Tensões na comunicação científica: A nota técnica lançada em 02 de fevereiro em conjunto pelos Grupos Temáticos Saúde e Ambiente; Saúde do Trabalhador; Vigilância Sanitária; Promoção da Saúde e Desenvolvimento Sustentável e Educação Popular em Saúde da Abrasco foi um temas do debate entre plateia e convidados após as exposições.

Também membro da diretoria da Associação e integrante do Grupo Temático Saúde e Ambiente, Guilherme Franco Netto ressaltou que o documento não aponta em nenhum momento a afirmação de causalidade entre os casos de má formação congênita e o uso do composto piriproxifeno. “Destacamos que a interação das pessoas com esses químicos deve ser levada a cabo nos estudos desenvolvidos”, ressaltou o pesquisador, apontando que a comunicação científica precisa se preservar e ser preservada nos contextos da comunicação de risco e de cenários emergenciais. Como exemplo, citou a divulgação da descoberta de cargas do Zika vírus nos mosquitos do gênero Culex¸ainda mais comum e disseminado nas áreas urbanas e rurais do que a espécie Aedes aegypti, reforçando a ideia que, em épocas de crise, descobertas como esta exigem atenção e responsabilidade antes da divulgação na grande mídia.

Inesita frisou que os poderes instituídos correram para silenciar o questionamento apontado pela nota da Abrasco, numa clara defesa dos interesses de mercado, o que foi muito repercutido pela imprensa brasileira. “No entanto, mesmo que o contraditório esteja nos veículos, é divulgado de maneira desigual”, disse a docente, relembrando que as vozes das autoridades científicas também sofrem com as pressões da mídia, o que reforça os jogos de autoridade e silenciamento das práticas narrativas.

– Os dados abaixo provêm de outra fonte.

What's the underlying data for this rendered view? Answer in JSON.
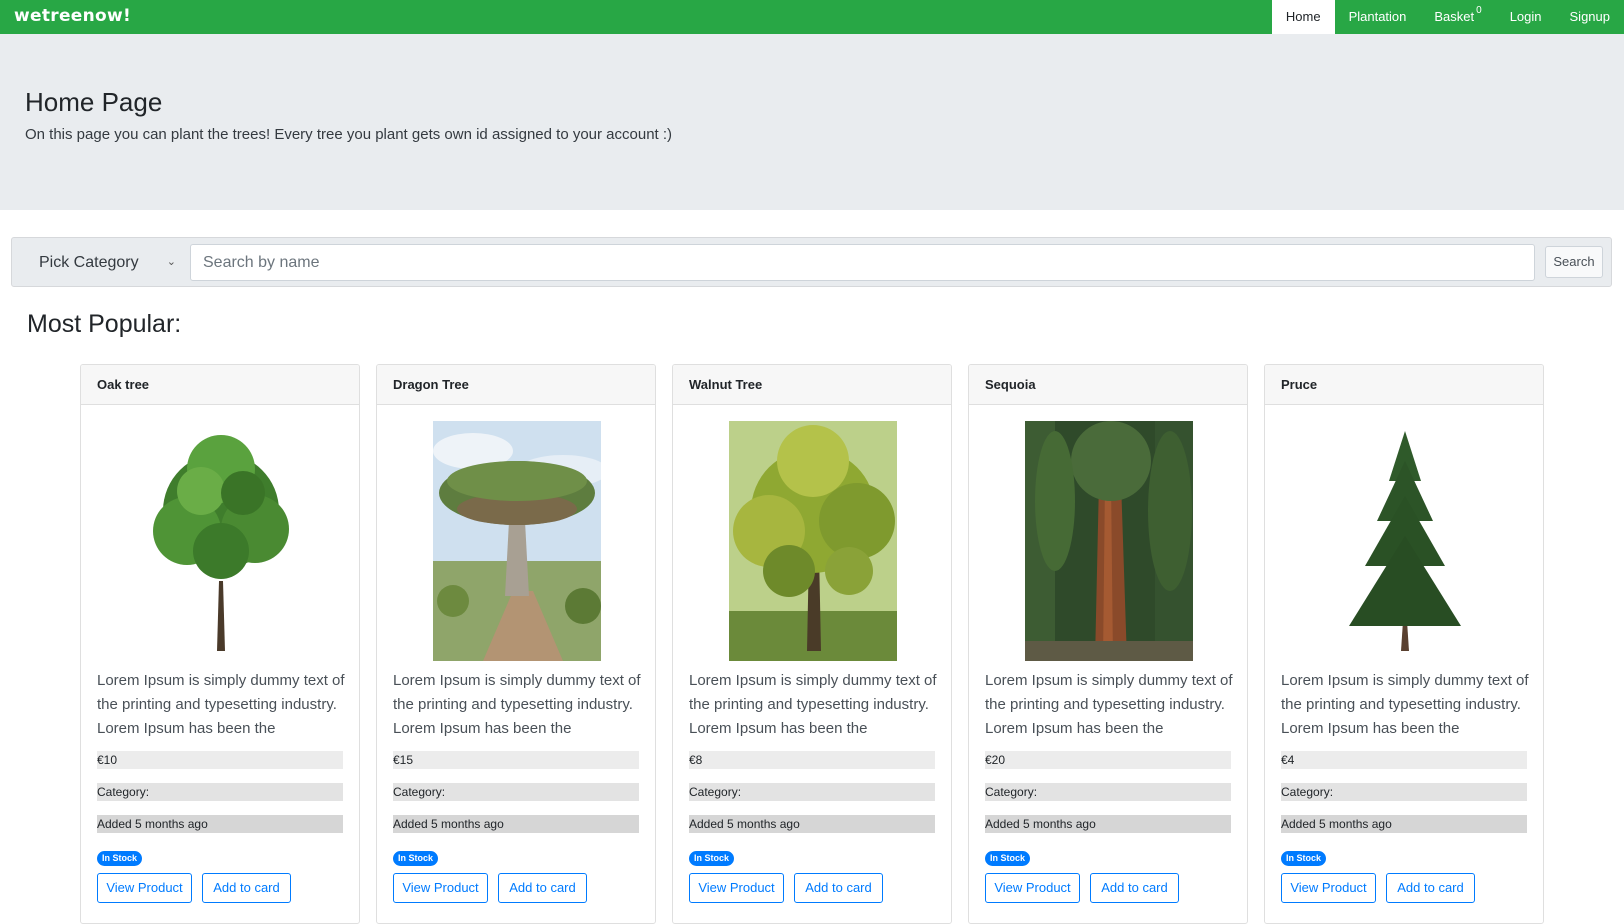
{
  "navbar": {
    "brand": "wetreenow!",
    "items": [
      {
        "label": "Home",
        "active": true
      },
      {
        "label": "Plantation",
        "active": false
      },
      {
        "label": "Basket",
        "badge": "0",
        "active": false
      },
      {
        "label": "Login",
        "active": false
      },
      {
        "label": "Signup",
        "active": false
      }
    ],
    "color": "#28a745"
  },
  "jumbotron": {
    "title": "Home Page",
    "subtitle": "On this page you can plant the trees! Every tree you plant gets own id assigned to your account :)"
  },
  "search": {
    "category_label": "Pick Category",
    "placeholder": "Search by name",
    "button_label": "Search"
  },
  "section_title": "Most Popular:",
  "products": [
    {
      "name": "Oak tree",
      "description": "Lorem Ipsum is simply dummy text of the printing and typesetting industry. Lorem Ipsum has been the",
      "price": "€10",
      "category": "Category:",
      "added": "Added 5 months ago",
      "stock": "In Stock",
      "view_label": "View Product",
      "add_label": "Add to card",
      "image": "oak-tree-image"
    },
    {
      "name": "Dragon Tree",
      "description": "Lorem Ipsum is simply dummy text of the printing and typesetting industry. Lorem Ipsum has been the",
      "price": "€15",
      "category": "Category:",
      "added": "Added 5 months ago",
      "stock": "In Stock",
      "view_label": "View Product",
      "add_label": "Add to card",
      "image": "dragon-tree-image"
    },
    {
      "name": "Walnut Tree",
      "description": "Lorem Ipsum is simply dummy text of the printing and typesetting industry. Lorem Ipsum has been the",
      "price": "€8",
      "category": "Category:",
      "added": "Added 5 months ago",
      "stock": "In Stock",
      "view_label": "View Product",
      "add_label": "Add to card",
      "image": "walnut-tree-image"
    },
    {
      "name": "Sequoia",
      "description": "Lorem Ipsum is simply dummy text of the printing and typesetting industry. Lorem Ipsum has been the",
      "price": "€20",
      "category": "Category:",
      "added": "Added 5 months ago",
      "stock": "In Stock",
      "view_label": "View Product",
      "add_label": "Add to card",
      "image": "sequoia-image"
    },
    {
      "name": "Pruce",
      "description": "Lorem Ipsum is simply dummy text of the printing and typesetting industry. Lorem Ipsum has been the",
      "price": "€4",
      "category": "Category:",
      "added": "Added 5 months ago",
      "stock": "In Stock",
      "view_label": "View Product",
      "add_label": "Add to card",
      "image": "spruce-image"
    }
  ]
}
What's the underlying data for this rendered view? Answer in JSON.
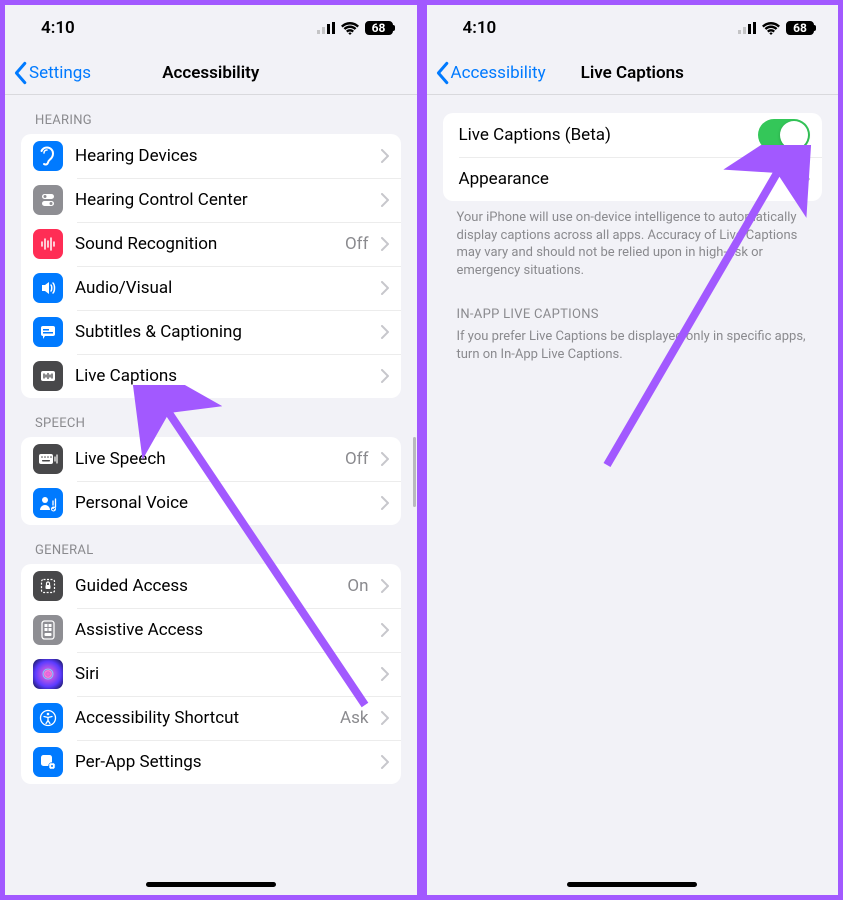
{
  "status": {
    "time": "4:10",
    "battery": "68"
  },
  "left": {
    "back": "Settings",
    "title": "Accessibility",
    "sections": {
      "hearing": {
        "header": "HEARING",
        "items": [
          {
            "label": "Hearing Devices"
          },
          {
            "label": "Hearing Control Center"
          },
          {
            "label": "Sound Recognition",
            "value": "Off"
          },
          {
            "label": "Audio/Visual"
          },
          {
            "label": "Subtitles & Captioning"
          },
          {
            "label": "Live Captions"
          }
        ]
      },
      "speech": {
        "header": "SPEECH",
        "items": [
          {
            "label": "Live Speech",
            "value": "Off"
          },
          {
            "label": "Personal Voice"
          }
        ]
      },
      "general": {
        "header": "GENERAL",
        "items": [
          {
            "label": "Guided Access",
            "value": "On"
          },
          {
            "label": "Assistive Access"
          },
          {
            "label": "Siri"
          },
          {
            "label": "Accessibility Shortcut",
            "value": "Ask"
          },
          {
            "label": "Per-App Settings"
          }
        ]
      }
    }
  },
  "right": {
    "back": "Accessibility",
    "title": "Live Captions",
    "items": [
      {
        "label": "Live Captions (Beta)"
      },
      {
        "label": "Appearance"
      }
    ],
    "footer1": "Your iPhone will use on-device intelligence to automatically display captions across all apps. Accuracy of Live Captions may vary and should not be relied upon in high-risk or emergency situations.",
    "header2": "IN-APP LIVE CAPTIONS",
    "footer2": "If you prefer Live Captions be displayed only in specific apps, turn on In-App Live Captions."
  }
}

Já Rodrigo Murtinho reiterou que o papel da Fiocruz nesta emergência passa também pela comunicação. “Se temos essa visão crítica de como a mídia está tratando o fato, temos o desafio de fazer essa comunicação direta de outra forma, algo que está na missão da Fundação com a sociedade”.

Criado no início da década de 1990 como uma iniciativa que articulou e envolveu pessoas e preocupações comuns ao então recém-criado Grupo Temático Comunicação e Saúde (GTCOM/Abrasco), o curso Comunicação e Saúde atualmente é oferecido como especialização latu sensu pelo ICICT/Fiocruz. Abrasquianos como Aurea Pitta, Eduardo Stotz, Inesita Araújo e Homero Teixeira coordenaram edições anteriores. “Essa é a 14ª edição do curso e algumas coisas permanecem, como o compromisso de repensar a comunicação e contribuir com o pensamento da saúde no Brasil”, explicou Janine, coordenadora da especialização junto com Igor Sacramento (ambos do Laces) e também integrante do GTCOM/Abrasco.